Monday, October 10, 2011

Sometimes You’ve Got To Write It, To See It!

As many of you know, I’ve been really concentrating on writing the Mary Ann Coe book lately. I’m 380 pages into the first draft, and have now decided that instead of a feature length film this book will need to be a mini-series (hopefully HBO!) I’m certainly learning a lot during this process, and I thought I’d outline a few of these “Aha” moments here.

1. Where do you begin – We’ve done so much research that it seemed daunting at first to know how to organize all of it so that it made sense and flowed. I decided to start with an outline, and as chapters suggested themselves, I would add them later. I then created one page in Microsoft Word for each chapter. This has had the added benefit of making it easier to find the chapter I’m looking for as I scroll through the ever growing document, as the chapter header is visible when using the right scroll bar.

2. What to do when you’re stuck – Sometimes finding the words to actually start the book seemed the hardest of all. I remembered back to a college level writing class I took at Syracuse University, and remembered my professor saying that it’s often easier to write in blocks, where the inspiration hits, not necessarily in a linear pattern, from beginning to end. So, if the intro is bringing you to a standstill, go on to a section of the book where you have something to say, and come back to the introduction later.

3. It’s important to put your subjects in context, to their times and communities. While writing about a certain place, I have found it helpful to have a copy of the history of that place at hand. It really helps to learn more about the geography and the other people in the towns where your family lived, as they will play a part in the story also. And don’t discount the importance of religion – if you can identify the church or society your ancestor belonged to, you can better understand the circle that he or she moved in.

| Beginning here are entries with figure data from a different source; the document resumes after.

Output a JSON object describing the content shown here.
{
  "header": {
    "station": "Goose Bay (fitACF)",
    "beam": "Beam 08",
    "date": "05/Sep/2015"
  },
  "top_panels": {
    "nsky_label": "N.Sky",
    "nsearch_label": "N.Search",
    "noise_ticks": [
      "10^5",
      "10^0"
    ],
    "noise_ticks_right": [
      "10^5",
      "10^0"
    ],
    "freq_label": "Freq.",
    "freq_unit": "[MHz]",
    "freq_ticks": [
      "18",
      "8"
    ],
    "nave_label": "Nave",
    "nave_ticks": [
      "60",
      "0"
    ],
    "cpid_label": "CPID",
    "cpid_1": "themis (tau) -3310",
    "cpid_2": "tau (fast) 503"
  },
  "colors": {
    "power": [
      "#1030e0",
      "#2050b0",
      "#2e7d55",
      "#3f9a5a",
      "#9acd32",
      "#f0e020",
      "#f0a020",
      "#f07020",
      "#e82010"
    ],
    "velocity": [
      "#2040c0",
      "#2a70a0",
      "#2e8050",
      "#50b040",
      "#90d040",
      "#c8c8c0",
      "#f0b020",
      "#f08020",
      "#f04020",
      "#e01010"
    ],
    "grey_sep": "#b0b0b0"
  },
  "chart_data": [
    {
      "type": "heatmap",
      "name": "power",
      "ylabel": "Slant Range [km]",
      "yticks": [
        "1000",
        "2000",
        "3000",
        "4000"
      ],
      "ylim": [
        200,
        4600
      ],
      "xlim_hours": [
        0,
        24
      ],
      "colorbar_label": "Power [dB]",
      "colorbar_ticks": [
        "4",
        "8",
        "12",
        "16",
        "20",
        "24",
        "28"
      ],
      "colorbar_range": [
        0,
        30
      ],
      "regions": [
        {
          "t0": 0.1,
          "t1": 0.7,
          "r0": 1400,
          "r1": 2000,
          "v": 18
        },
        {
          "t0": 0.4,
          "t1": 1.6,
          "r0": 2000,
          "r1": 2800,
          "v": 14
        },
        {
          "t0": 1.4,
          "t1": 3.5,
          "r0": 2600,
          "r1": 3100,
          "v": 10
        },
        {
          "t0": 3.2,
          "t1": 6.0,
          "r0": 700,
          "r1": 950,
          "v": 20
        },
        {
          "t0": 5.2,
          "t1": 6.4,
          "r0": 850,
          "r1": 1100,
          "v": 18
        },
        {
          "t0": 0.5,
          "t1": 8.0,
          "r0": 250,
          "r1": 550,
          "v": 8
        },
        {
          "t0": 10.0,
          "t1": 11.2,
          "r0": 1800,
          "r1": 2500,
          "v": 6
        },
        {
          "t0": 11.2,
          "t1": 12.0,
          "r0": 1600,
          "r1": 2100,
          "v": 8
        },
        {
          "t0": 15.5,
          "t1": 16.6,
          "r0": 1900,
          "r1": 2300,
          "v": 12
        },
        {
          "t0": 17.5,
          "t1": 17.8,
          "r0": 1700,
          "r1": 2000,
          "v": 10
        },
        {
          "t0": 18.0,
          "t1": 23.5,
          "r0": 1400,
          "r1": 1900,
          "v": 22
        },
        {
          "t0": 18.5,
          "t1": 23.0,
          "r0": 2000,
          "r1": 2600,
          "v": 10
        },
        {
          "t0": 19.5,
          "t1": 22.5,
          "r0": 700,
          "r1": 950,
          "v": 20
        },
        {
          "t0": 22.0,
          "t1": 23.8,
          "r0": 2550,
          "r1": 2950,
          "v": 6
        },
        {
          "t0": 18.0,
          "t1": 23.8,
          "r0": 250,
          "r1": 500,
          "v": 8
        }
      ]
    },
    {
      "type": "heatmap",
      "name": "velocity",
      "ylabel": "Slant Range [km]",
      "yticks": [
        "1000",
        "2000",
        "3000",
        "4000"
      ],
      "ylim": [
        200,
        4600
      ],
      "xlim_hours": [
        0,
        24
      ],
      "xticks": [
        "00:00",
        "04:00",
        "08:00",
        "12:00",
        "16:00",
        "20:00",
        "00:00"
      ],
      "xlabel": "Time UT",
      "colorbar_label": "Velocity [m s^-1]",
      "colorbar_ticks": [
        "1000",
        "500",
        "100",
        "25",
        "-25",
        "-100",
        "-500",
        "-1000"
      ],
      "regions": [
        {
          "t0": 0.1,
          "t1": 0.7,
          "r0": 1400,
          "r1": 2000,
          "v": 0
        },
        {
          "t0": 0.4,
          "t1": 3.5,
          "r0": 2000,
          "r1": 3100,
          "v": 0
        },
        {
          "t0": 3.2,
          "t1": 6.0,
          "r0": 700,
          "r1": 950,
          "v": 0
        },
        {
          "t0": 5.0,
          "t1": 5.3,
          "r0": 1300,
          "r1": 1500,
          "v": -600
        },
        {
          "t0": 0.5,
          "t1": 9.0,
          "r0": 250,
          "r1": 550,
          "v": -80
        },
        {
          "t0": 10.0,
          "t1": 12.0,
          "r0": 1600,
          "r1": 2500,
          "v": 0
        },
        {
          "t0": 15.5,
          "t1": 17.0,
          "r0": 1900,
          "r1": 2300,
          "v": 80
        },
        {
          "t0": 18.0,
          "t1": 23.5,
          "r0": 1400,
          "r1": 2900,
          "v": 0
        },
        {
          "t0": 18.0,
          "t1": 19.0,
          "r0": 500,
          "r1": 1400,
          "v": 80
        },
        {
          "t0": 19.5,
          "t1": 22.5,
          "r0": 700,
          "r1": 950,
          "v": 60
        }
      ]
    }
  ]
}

4. Most importantly, I’ve learned that writing about your genealogy research allows you to look at it as a whole, as opposed to just reviewing it in a genealogy database. I found that when I was writing that entire new avenues of research would open up to me, as I would be looking at several people at once, as opposed to the way you look at individuals or families in a database (one person or family at a time). In writing about all these interrelated individuals, I have noticed connections that I had not previously made. Sometimes you’ve got to write it, to see it!